We utilized ChatGPT to polish the noise contained in clinical notes and summarize the clinical notes. The resulting report was then used to generate patient-level representations using clinicalBERT, which were subsequently combined with structured data for sepsis early prediction. This approach yields improved results compared to not employing ChatGPT for processing clinical notes in order to achieve earlier sepsis prediction. To ensure the readability and faithfulness to the original notes of the content generated by LLMs like ChatGPT, we invited an expert ICU doctor to conduct a human evaluation of the reports generated by ChatGPT. The physician expressed satisfaction with the generated report, noting its high readability and faithfulness to the original clinical notes. Moreover, the generated report effectively captures the disease-related information from the original clinical note.

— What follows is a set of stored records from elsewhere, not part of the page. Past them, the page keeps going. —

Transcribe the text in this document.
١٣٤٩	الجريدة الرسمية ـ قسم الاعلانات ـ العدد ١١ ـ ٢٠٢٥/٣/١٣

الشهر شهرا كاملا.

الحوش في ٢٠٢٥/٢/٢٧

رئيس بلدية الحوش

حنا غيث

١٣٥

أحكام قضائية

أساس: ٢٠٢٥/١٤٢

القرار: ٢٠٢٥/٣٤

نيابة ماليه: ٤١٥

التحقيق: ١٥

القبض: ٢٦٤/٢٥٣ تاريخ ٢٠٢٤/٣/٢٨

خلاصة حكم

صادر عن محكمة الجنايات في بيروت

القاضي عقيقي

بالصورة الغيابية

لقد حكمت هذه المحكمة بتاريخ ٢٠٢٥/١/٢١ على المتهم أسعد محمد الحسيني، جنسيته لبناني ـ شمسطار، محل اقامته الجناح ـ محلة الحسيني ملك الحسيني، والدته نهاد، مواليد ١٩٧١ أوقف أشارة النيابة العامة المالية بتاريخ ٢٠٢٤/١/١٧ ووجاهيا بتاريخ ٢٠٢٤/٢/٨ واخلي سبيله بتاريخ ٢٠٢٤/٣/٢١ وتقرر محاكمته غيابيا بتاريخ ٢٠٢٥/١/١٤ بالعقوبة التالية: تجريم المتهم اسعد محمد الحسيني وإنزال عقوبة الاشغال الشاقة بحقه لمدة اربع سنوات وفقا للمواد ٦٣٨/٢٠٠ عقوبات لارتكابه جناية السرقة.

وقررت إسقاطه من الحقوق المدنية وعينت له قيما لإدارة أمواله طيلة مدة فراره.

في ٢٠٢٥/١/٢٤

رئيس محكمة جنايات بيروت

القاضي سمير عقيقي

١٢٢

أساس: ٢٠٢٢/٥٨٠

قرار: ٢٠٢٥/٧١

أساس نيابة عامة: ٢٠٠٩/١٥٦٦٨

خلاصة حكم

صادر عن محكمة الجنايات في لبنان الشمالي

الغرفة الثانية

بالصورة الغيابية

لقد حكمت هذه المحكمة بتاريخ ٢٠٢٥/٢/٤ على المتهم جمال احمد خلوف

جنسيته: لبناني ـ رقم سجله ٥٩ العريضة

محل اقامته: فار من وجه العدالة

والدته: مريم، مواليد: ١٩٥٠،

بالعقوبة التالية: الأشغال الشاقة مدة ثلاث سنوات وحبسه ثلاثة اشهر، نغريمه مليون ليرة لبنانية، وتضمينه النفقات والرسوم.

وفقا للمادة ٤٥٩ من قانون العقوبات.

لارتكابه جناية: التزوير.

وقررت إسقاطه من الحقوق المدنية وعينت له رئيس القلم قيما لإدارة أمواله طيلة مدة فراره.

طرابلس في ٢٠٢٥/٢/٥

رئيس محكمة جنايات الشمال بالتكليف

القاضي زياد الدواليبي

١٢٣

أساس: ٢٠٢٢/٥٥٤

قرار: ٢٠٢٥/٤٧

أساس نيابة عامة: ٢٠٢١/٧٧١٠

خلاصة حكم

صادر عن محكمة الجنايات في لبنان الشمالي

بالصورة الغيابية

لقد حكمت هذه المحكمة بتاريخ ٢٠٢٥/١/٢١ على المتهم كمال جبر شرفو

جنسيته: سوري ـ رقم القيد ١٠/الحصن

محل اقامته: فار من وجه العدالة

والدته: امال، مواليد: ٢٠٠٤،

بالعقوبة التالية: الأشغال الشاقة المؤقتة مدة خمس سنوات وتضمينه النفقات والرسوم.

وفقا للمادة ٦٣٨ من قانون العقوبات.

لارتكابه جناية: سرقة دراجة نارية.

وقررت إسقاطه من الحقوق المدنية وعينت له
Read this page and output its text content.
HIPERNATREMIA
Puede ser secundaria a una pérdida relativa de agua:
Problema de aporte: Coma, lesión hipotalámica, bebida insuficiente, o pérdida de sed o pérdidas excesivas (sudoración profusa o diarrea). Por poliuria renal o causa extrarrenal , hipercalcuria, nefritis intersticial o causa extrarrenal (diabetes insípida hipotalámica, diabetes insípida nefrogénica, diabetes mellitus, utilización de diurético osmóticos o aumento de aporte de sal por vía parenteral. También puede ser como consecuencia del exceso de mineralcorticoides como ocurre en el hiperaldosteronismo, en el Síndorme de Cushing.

As expected, we achieved the best performance by utilizing only structured data to predict sepsis at the 0 h prediction window, which is consistent with prior study [8]. The findings indicate that as the onset of sepsis approaches, measurable symptoms, such as decreased blood pressure values, become evident in the structured variables. However, in this case, incorporating clinical notes yields only marginal improvements in prediction accuracy, given that the structured variables encompass the majority of sepsis symptoms. From a different perspective, our results in turn demonstrate the high quality of ChatGPT summaries. Given the inadequacy of existing automatic metrics in assessing the quality of content generated by LLMs [21], employing the generated content for downstream tasks and subsequently evaluating the quality of the generated content based on experimental results may offer an alternative approach for assessing the performance of LLMs in specific domains. This presents an interesting prospect.

However, this study has several limitations. Since our model is not end-to-end, additional resources and time are still consumed in the data preprocessing phase. Therefore, in future work, we will combine the whole data preprocessing stage with model training to construct a complete end-to-end prediction model to improve the timeliness of diagnosis. In light of time constraints, we have employed a traditional time series prediction model in this manuscript. To determine whether a BiLSTM-derived variant model can yield improved prediction results, further experiments are required. In future research, we will enhance the models employed in this manuscript and incorporate the unique attributes of medical data to enhance the early predictive accuracy of sepsis.

In conclusion, our approach has revealed the potential of LLMs in processing medical data and has demonstrated superior performance in predicting downstream tasks associated with sepsis compared to the baselines, which enables more time for sepsis intervention and management. Notably, our method can be easily applied to other tasks such as the prediction of morbidity and mortality of other diseases.

7 Conclusion

In this paper, we propose an LLMs-based deep learning algorithm for early sepsis prediction. We employ ChatGPT to denoise and summarize clinical notes, and then use the generated reports in combination with structured data to feed into an LSTM-based model for early sepsis prediction. Experimental results show that the proposed method outperforms traditional models and clinical scoring systems. Moreover, we conducted a comprehensive analysis of the impact of different prompts on the report generated by ChatGPT and performed a human evaluation of the generated reports. Experimental results show that in the domain of clinical note summarization, not limiting the length of ChatGPT generated report will achieve better results. Furthermore, ICU doctors perceive the generated summary reports as readable, faithful to the original notes, and accurately capture the information within the original clinical notes.